Tuesday, February 28, 2012

Movieland


A few years ago my sister and I were watching our favorite cable movie channel, Turner Classic Movies, which was showing The Awful Truth, when the scene that is set in an unbelievably lavish nightclub appeared and my sister said how wonderful it would be to have been in such a place at such a time. Bless her heart, but I had to tell her that no such place ever existed outside the Columbia Pictures sound stage where it was shot in 1937. The Awful Truth - and 98% of the movies made in Hollywood in the 1930s - takes place in Movieland, a terra incognita that resembles the real world purely coincidentally. Rather than imitate life, such movies imitate other movies. All the major studios developed a "look" that became unmistakable. Contract actors, writers, photographers, set and costume designers, and directors all contributed in some way to a recognizable appearance stamped on every one of their movies. With few exceptions, rather than titles, their movies could as easily have been called MGM Movie No. 9 of 1935 or Warner Brothers Movie No. 12 of 1939. What ultimately brought about Movieland's downfall was an insistence by filmgoers for a degree of realism - or at least a pretense to realism.

But there is a subtler and more insidious effect that Movieland has inflicted on films everywhere. Lapses in plausibility, violations of logic, fictions that strain - and often break - credulity. A film like the acclaimed The Artist has been called, like Martin Scorsese's Hugo, a "love poem to cinema". It is actually a love poem to Movieland.

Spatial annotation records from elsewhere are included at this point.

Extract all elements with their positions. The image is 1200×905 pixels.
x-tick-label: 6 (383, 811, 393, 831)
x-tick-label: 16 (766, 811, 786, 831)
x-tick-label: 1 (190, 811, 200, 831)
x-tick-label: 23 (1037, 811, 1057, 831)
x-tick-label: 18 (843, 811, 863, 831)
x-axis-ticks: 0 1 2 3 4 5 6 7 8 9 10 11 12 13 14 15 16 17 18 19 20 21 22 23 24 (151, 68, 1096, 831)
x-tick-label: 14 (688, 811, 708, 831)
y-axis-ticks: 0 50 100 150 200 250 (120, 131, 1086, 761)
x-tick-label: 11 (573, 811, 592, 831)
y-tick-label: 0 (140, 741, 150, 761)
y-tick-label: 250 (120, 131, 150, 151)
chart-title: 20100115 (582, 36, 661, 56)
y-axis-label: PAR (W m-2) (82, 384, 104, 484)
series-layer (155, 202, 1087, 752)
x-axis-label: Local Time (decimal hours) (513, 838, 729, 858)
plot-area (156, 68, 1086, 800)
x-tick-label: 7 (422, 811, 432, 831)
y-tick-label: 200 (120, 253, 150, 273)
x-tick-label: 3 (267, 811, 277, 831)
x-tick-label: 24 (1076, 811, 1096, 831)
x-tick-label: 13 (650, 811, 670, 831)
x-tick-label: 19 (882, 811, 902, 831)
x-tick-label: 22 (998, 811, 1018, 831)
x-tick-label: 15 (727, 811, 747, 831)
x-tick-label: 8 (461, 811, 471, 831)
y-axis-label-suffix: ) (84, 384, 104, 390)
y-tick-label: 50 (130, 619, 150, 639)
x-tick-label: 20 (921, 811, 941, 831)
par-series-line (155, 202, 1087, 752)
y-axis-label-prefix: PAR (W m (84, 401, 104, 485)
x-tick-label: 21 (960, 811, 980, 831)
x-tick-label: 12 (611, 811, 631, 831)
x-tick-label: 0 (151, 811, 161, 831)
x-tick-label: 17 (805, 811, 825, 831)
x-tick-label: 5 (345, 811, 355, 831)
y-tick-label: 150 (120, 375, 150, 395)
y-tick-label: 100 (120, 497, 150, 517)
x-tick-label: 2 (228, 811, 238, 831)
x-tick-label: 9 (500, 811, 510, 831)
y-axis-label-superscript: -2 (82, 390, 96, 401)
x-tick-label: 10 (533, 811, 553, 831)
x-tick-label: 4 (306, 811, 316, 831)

The Artist isn't just a throwback to an old, outmoded way of making - and of looking at - movies. Erroneously called "silent", it is a regressive passage back, a re visitation to classic Movieland. It isn't so much a style as it is a concept, a frame of mind. If you had a chance to ask F.W. Murnau, who died in a car crash in 1931, why the people in his movies look and move so unnaturally, he would probably be puzzled by the question. He might try to explain that cameras, that were originally hand-cranked, recorded the action at a slower speed - around eighteen frames per second at most - and that when the movie was projected at the normal speed of twenty-four frames per second, everything moved a little faster than normal.

More likely, Murnau would probably inform you that the people in his movies aren't supposed to look or move naturally, simply because his movies weren't intended to be mistaken for nature. When I heard that Kevin Brownlow had endorsed The Artist, saying that the film "got it right", I knew what he meant by "it": not just a film without sound (which The Artist is not) but an aesthetic understanding of expression in the framing, the pacing and the acting. Every aspect of the film is handed over to, surrendered to, the images. Even the talking, which we don't hear, can be visual. New studies in child development have shown that babies begin to look at people's mouths within a few months of birth, in learning how words are formed. So we learn to read lips even when we can also hear from our infancy. When I watched The Passion of Joan of Arc on the Criterion DVD I saw the exact words in French that were spoken by the actors (they were the very same words spoken at Joan's trial) on the title cards. Since the director, Carl Theodor Dreyer, shot the film using extreme close ups, it was as if I could hear the words that the actors were speaking. A silent film, Vernon Young was moved to write that "this, one hour after you've watched it, seems hard to believe".

When I watch a great silent movie like Battleship Potemkin or The Passion of Joan of Arc, I am left with the conviction that the people who made them turned the liability of silence into a virtue and expanded the limits of visual expression. They are so much more than silent movies because they prove that sound is unnecessary. As much as I love some silent movies (Brownlow seems to love every silent movie), I love them right where they are. I would no more wish films to go silent and black and white again any more than I would wish myself back to 1925.